The versions that actually worked together, for the record: ADK 0.1.0, KSP 2.3.9, Kotlin 2.3.20, AGP 9.0.1, compileSdk 36, Hilt 2.59.2, navigation-compose 2.9.8.
## The key problem nobody should ignore
The fastest way to get this running is the way I showed: read the key from local.properties into BuildConfig.
buildConfigField("String", "GEMINI_API_KEY", "\"$geminiApiKey\"")
Never ship the key in the APK
That is fine for a sample on your own machine. It is not fine for anything you ship — the key sits in plain text inside the APK, and anyone can pull it out. For production, ADK's own guidance is to keep the key off the device entirely: route calls through a backend, or use Firebase AI Logic via the google-adk-kotlin-firebase-android artifact. I kept the sample honest about this with a comment right next to the line, because it's exactly the shortcut that quietly ends up in real apps.

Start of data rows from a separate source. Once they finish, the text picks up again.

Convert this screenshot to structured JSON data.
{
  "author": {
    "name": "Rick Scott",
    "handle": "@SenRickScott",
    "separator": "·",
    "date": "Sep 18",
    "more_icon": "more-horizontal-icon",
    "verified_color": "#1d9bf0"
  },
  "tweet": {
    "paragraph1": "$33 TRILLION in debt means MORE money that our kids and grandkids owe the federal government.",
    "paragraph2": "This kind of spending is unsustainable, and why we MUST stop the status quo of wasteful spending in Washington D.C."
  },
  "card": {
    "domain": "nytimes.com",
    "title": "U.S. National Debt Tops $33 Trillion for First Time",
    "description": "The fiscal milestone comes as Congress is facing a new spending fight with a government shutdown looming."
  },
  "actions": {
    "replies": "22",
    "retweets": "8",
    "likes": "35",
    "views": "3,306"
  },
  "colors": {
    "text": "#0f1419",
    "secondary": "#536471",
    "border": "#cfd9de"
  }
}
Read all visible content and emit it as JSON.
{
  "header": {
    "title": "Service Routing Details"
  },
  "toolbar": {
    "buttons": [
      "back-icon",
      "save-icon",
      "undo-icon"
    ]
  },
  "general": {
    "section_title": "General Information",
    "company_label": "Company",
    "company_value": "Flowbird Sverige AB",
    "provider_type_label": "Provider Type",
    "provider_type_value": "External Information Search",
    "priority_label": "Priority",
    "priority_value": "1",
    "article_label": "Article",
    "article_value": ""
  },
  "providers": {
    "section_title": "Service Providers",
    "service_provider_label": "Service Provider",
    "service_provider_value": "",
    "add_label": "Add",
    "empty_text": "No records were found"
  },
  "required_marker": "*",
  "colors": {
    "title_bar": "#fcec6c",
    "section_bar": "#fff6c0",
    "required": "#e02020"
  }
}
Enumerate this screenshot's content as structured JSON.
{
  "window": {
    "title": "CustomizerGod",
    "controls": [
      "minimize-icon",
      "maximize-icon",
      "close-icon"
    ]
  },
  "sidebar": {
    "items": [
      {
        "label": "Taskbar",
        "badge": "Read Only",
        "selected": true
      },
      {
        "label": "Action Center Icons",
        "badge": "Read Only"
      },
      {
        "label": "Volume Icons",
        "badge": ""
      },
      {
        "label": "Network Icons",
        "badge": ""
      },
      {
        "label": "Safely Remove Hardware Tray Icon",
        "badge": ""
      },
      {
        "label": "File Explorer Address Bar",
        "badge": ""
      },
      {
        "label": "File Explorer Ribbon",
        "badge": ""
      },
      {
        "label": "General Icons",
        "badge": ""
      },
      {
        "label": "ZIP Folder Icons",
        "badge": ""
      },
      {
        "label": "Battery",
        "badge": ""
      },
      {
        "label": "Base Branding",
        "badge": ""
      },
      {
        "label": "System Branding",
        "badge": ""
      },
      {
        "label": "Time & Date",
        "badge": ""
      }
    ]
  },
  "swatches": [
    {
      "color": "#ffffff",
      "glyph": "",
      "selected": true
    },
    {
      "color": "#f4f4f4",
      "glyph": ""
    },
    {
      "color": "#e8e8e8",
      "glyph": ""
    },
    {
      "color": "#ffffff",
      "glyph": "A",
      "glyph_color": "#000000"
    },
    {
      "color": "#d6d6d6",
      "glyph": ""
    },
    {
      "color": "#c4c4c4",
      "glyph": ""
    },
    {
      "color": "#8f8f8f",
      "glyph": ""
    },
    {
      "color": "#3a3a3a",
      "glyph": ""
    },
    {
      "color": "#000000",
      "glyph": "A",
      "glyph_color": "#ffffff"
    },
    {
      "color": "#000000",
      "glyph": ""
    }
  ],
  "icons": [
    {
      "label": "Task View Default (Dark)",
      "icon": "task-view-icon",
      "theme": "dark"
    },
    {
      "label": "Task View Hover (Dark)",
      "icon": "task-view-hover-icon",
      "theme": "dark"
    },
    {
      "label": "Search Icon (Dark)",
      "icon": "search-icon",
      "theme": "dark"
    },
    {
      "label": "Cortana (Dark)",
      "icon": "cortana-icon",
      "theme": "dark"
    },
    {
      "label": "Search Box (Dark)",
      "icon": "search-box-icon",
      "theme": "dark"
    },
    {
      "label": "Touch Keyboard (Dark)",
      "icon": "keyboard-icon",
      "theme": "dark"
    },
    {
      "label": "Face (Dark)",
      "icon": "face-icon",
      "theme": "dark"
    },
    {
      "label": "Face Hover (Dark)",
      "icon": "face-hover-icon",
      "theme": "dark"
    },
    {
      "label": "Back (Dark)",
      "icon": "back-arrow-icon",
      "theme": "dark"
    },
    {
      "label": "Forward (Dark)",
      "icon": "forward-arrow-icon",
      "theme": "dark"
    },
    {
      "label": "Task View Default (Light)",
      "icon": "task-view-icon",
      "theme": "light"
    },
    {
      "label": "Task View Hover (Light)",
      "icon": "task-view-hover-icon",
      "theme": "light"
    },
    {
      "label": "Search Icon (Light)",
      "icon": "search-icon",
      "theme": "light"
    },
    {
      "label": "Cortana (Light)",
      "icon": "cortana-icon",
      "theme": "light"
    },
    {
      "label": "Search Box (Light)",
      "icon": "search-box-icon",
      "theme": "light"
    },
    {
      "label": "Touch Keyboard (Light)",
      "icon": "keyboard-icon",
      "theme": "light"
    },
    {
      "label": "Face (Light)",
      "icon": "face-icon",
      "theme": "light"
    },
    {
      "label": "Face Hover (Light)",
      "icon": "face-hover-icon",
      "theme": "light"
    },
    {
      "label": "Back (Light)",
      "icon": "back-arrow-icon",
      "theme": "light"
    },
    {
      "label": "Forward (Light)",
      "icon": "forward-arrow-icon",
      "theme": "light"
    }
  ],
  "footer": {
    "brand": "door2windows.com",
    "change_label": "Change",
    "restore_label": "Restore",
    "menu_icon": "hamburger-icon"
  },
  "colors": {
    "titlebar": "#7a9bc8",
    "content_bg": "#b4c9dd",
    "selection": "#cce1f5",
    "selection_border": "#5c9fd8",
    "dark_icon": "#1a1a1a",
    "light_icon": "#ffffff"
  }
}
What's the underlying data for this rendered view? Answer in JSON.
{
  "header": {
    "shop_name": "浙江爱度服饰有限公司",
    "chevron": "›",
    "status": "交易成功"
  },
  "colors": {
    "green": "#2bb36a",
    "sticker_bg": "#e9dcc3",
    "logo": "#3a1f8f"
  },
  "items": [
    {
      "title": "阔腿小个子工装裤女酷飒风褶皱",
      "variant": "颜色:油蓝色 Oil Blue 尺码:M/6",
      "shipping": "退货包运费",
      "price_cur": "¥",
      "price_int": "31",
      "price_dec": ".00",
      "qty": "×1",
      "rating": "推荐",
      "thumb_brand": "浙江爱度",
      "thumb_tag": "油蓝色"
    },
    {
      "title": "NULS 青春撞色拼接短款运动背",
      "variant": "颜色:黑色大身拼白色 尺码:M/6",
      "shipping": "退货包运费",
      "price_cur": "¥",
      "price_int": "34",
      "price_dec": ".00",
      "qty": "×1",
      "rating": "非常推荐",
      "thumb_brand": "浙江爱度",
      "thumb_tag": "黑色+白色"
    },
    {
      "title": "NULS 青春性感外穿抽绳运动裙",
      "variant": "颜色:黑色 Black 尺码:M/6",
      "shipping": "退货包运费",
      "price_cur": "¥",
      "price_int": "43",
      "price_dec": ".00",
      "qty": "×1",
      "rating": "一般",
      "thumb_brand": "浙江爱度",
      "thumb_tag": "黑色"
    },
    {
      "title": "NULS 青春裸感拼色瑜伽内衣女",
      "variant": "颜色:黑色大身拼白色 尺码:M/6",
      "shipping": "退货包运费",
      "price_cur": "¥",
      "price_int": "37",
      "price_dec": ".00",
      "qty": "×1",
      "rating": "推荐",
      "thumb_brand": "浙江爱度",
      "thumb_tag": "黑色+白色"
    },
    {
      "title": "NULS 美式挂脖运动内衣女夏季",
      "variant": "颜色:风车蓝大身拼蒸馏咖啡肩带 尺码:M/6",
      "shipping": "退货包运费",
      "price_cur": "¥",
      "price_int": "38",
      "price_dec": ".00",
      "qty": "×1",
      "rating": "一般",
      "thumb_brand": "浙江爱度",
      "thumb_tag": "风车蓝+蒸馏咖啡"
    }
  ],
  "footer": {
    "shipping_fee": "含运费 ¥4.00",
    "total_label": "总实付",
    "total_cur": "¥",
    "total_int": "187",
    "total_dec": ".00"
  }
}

## Cloud today, on-device tomorrow
I built this on cloud Gemini because it runs on any device and any emulator — no special hardware. But the reason ADK on Android is interesting isn't the cloud. It's that the same agent, same tools can run on Gemini Nano, fully on-device, by swapping one line:
// cloud:model = Gemini(name = "gemini-flash-latest", apiKey = BuildConfig.GEMINI_API_KEY)// on-device, via ML Kit GenAI (AICore-capable devices):model = GenaiPrompt.create(generativeModel = /* ML Kit model */, name = "gemini-nano")
Your DeviceTools don't change. The runner doesn't change. The UI doesn't change. That's the part worth sitting with: an agent that reads your clock and your hardware and reasons over them, with no network, no API key, and no data leaving the phone. The tools I picked — time and device info — are toys, but swap them for "draft a reply," "file this expense," "start a workout" and the shape of where Android UX is heading gets obvious.
I'm going to take this further next — on-device Nano on a real Pixel, with tools that actually mutate app state. But even at this size, the lesson landed: an agent is just functions you trust a model to call. ADK's whole job is making that wiring boring. Mostly, it does.
The full sample, build config and all: singhangadin/AdkAssistant.